Sodium bentonite expands when wet, absorbing as much as several times its dry mass in water. Because of its excellent colloidal properties, it is often used in drilling mud for oil and gas wells and for geotechnical and environmental investigations.
The property of swelling also makes sodium bentonite useful as a sealant, especially for the sealing of subsurface disposal systems for spent nuclear fuel and for quarantining metal pollutants of groundwater. Similar uses include making slurry walls, waterproofing of below-grade walls, and forming other impermeable barriers, e.g., to seal off the annulus of a water well, to plug old wells, or to line the base of landfills to prevent migration of leachate. It is also used to form a barrier around newly planted trees to constrain root growth so as to prevent damage to nearby pipes, footpaths and other infrastructure.
Sodium bentonite can also be “sandwiched” between synthetic materials to create geo-synthetic clay liners (GCL) for the aforementioned purposes. This technique allows for more convenient transport and installation, and it greatly reduces the volume of sodium bentonite required.
Various surface modifications to sodium bentonite improve some rheological or sealing performance in geoenviromental applications, for example, the addition of polymers.
Calcium bentonite is a useful adsorbent of ions in solution, as well as fats and oils, being a main active ingredient of fuller’s earth, probably one of the earliest industrial cleaning agents.
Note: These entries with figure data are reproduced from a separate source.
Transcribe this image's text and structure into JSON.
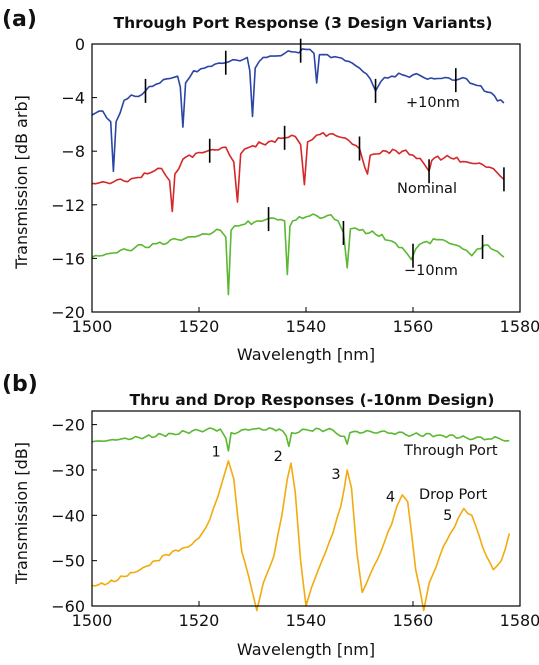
{
  "chart_data": [
    {
      "panel": "(a)",
      "type": "line",
      "title": "Through Port Response (3 Design Variants)",
      "xlabel": "Wavelength [nm]",
      "ylabel": "Transmission [dB arb]",
      "xlim": [
        1500,
        1580
      ],
      "ylim": [
        -20,
        0
      ],
      "xticks": [
        1500,
        1520,
        1540,
        1560,
        1580
      ],
      "yticks": [
        0,
        -4,
        -8,
        -12,
        -16,
        -20
      ],
      "grid": false,
      "series": [
        {
          "name": "+10nm",
          "color": "#2a45a5",
          "x": [
            1500,
            1502,
            1503.5,
            1504,
            1504.5,
            1506,
            1508,
            1510,
            1512,
            1514,
            1516,
            1516.5,
            1517,
            1517.5,
            1519,
            1521,
            1523,
            1525,
            1527,
            1529,
            1529.5,
            1530,
            1530.5,
            1532,
            1534,
            1536,
            1538,
            1540,
            1541.5,
            1542,
            1542.5,
            1544,
            1546,
            1548,
            1550,
            1552,
            1553,
            1554,
            1556,
            1558,
            1560,
            1562,
            1564,
            1566,
            1568,
            1570,
            1572,
            1574,
            1577
          ],
          "y": [
            -5.3,
            -5.0,
            -5.8,
            -9.5,
            -5.8,
            -4.2,
            -3.9,
            -3.5,
            -3.0,
            -2.6,
            -2.4,
            -3.2,
            -6.2,
            -2.9,
            -2.0,
            -1.8,
            -1.5,
            -1.4,
            -1.2,
            -1.0,
            -2.0,
            -5.4,
            -1.8,
            -1.0,
            -0.9,
            -0.7,
            -0.6,
            -0.4,
            -0.7,
            -2.9,
            -0.8,
            -0.8,
            -1.0,
            -1.3,
            -1.8,
            -2.6,
            -3.5,
            -2.8,
            -2.4,
            -2.3,
            -2.3,
            -2.5,
            -2.6,
            -2.5,
            -2.7,
            -2.6,
            -3.1,
            -3.6,
            -4.4
          ],
          "markers": [
            1510,
            1525,
            1539,
            1553,
            1568
          ]
        },
        {
          "name": "Nominal",
          "color": "#d62728",
          "x": [
            1500,
            1504,
            1508,
            1511,
            1513,
            1514.5,
            1515,
            1515.5,
            1517,
            1520,
            1523,
            1525,
            1526.5,
            1527.2,
            1527.8,
            1530,
            1533,
            1536,
            1538,
            1539,
            1539.7,
            1540.3,
            1542,
            1545,
            1548,
            1550,
            1551,
            1551.5,
            1552,
            1555,
            1558,
            1560,
            1562,
            1563,
            1563.5,
            1564,
            1567,
            1570,
            1573,
            1575,
            1577
          ],
          "y": [
            -10.4,
            -10.3,
            -10.0,
            -9.6,
            -9.3,
            -10.2,
            -12.5,
            -9.7,
            -8.6,
            -8.1,
            -7.9,
            -7.7,
            -8.8,
            -11.8,
            -8.2,
            -7.6,
            -7.3,
            -7.0,
            -6.9,
            -7.5,
            -10.5,
            -7.3,
            -6.8,
            -6.7,
            -7.2,
            -7.8,
            -9.2,
            -9.7,
            -8.3,
            -8.0,
            -8.0,
            -8.3,
            -8.9,
            -9.5,
            -8.7,
            -8.5,
            -8.5,
            -8.8,
            -9.0,
            -9.3,
            -10.1
          ],
          "markers": [
            1522,
            1536,
            1550,
            1563,
            1577
          ]
        },
        {
          "name": "−10nm",
          "color": "#5cb832",
          "x": [
            1500,
            1504,
            1508,
            1512,
            1516,
            1520,
            1524,
            1525,
            1525.5,
            1526,
            1528,
            1531,
            1534,
            1536,
            1536.5,
            1537,
            1537.5,
            1540,
            1544,
            1546,
            1547,
            1547.7,
            1548.3,
            1550,
            1553,
            1556,
            1558,
            1559,
            1559.7,
            1560.5,
            1562,
            1565,
            1568,
            1570,
            1571,
            1572,
            1574,
            1577
          ],
          "y": [
            -15.9,
            -15.6,
            -15.2,
            -14.9,
            -14.6,
            -14.3,
            -13.9,
            -14.4,
            -18.7,
            -13.9,
            -13.5,
            -13.2,
            -13.0,
            -13.2,
            -17.2,
            -13.6,
            -13.2,
            -12.9,
            -12.8,
            -13.2,
            -14.1,
            -16.7,
            -13.8,
            -13.9,
            -14.2,
            -14.7,
            -15.2,
            -15.7,
            -16.1,
            -15.3,
            -14.8,
            -14.6,
            -15.0,
            -15.4,
            -15.8,
            -15.3,
            -15.0,
            -15.9
          ],
          "markers": [
            1533,
            1547,
            1560,
            1573
          ]
        }
      ]
    },
    {
      "panel": "(b)",
      "type": "line",
      "title": "Thru and Drop Responses (-10nm Design)",
      "xlabel": "Wavelength [nm]",
      "ylabel": "Transmission [dB]",
      "xlim": [
        1500,
        1580
      ],
      "ylim": [
        -60,
        -17
      ],
      "xticks": [
        1500,
        1520,
        1540,
        1560,
        1580
      ],
      "yticks": [
        -20,
        -30,
        -40,
        -50,
        -60
      ],
      "grid": false,
      "series": [
        {
          "name": "Through Port",
          "color": "#5cb832",
          "x": [
            1500,
            1505,
            1510,
            1515,
            1520,
            1524,
            1525,
            1525.5,
            1526,
            1530,
            1535,
            1536.3,
            1536.8,
            1537.3,
            1540,
            1545,
            1547.2,
            1547.7,
            1548.2,
            1552,
            1556,
            1560,
            1565,
            1570,
            1574,
            1576,
            1578
          ],
          "y": [
            -23.8,
            -23.3,
            -22.7,
            -22.0,
            -21.3,
            -21.0,
            -23.0,
            -25.8,
            -21.8,
            -21.0,
            -21.0,
            -22.5,
            -24.8,
            -21.8,
            -21.1,
            -21.2,
            -22.6,
            -24.3,
            -21.8,
            -21.5,
            -21.9,
            -22.2,
            -22.3,
            -22.9,
            -23.2,
            -23.0,
            -23.5
          ],
          "markers": []
        },
        {
          "name": "Drop Port",
          "color": "#f2ab0f",
          "x": [
            1500,
            1503,
            1506,
            1509,
            1512,
            1515,
            1518,
            1520,
            1522,
            1523.5,
            1524.5,
            1525.5,
            1526.5,
            1528,
            1530,
            1530.8,
            1532,
            1534,
            1535.5,
            1536.5,
            1537.2,
            1538,
            1539,
            1540,
            1541,
            1543,
            1545,
            1546.5,
            1547.7,
            1548.5,
            1549.5,
            1550.5,
            1552,
            1554,
            1556,
            1557,
            1558,
            1559,
            1560.5,
            1562,
            1563,
            1565,
            1567,
            1568.5,
            1569.5,
            1571,
            1573,
            1575,
            1576.5,
            1578
          ],
          "y": [
            -55.5,
            -55.0,
            -53.5,
            -52.0,
            -50.0,
            -48.0,
            -47.0,
            -45.0,
            -41.0,
            -36.0,
            -32.0,
            -28.0,
            -32.0,
            -48.0,
            -57.0,
            -61.0,
            -55.0,
            -49.0,
            -40.0,
            -32.0,
            -28.5,
            -35.0,
            -50.0,
            -60.0,
            -56.0,
            -50.0,
            -44.0,
            -38.0,
            -30.0,
            -34.0,
            -48.0,
            -57.0,
            -53.0,
            -48.0,
            -42.0,
            -38.0,
            -35.5,
            -37.0,
            -52.0,
            -61.0,
            -55.0,
            -49.0,
            -44.0,
            -40.5,
            -38.5,
            -40.0,
            -47.0,
            -52.0,
            -50.0,
            -44.0
          ],
          "markers": []
        }
      ],
      "annotations": [
        {
          "text": "1",
          "x": 1523.2,
          "y": -27
        },
        {
          "text": "2",
          "x": 1534.8,
          "y": -28
        },
        {
          "text": "3",
          "x": 1545.6,
          "y": -32
        },
        {
          "text": "4",
          "x": 1555.8,
          "y": -37
        },
        {
          "text": "5",
          "x": 1566.5,
          "y": -41
        }
      ]
    }
  ]
}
Calcium bentonite may be converted to sodium bentonite (termed sodium beneficiation or sodium activation) to exhibit many of sodium bentonite’s properties by a process known as “ion exchange” (patented in 1935 by Germans U Hofmann and K Endell). In common usage, this means adding 5–10% of a soluble sodium salt such as sodium carbonate to wet bentonite, mixing well, and allowing time for the ion exchange to take place and water to remove the exchanged calcium Some properties, such as viscosity and fluid loss of suspensions, of sodium-beneficiated calcium bentonite (or sodium-activated bentonite) may not be fully equivalent to those of natural sodium bentonite. For example, residual calcium carbonates (formed if exchanged cations are insufficiently removed) may result in inferior performance of the bentonite in geosynthetic liners.
Also known as potash bentonite or K-bentonite, potassium bentonite is a potassium-rich illitic clay formed from alteration of volcanic ash.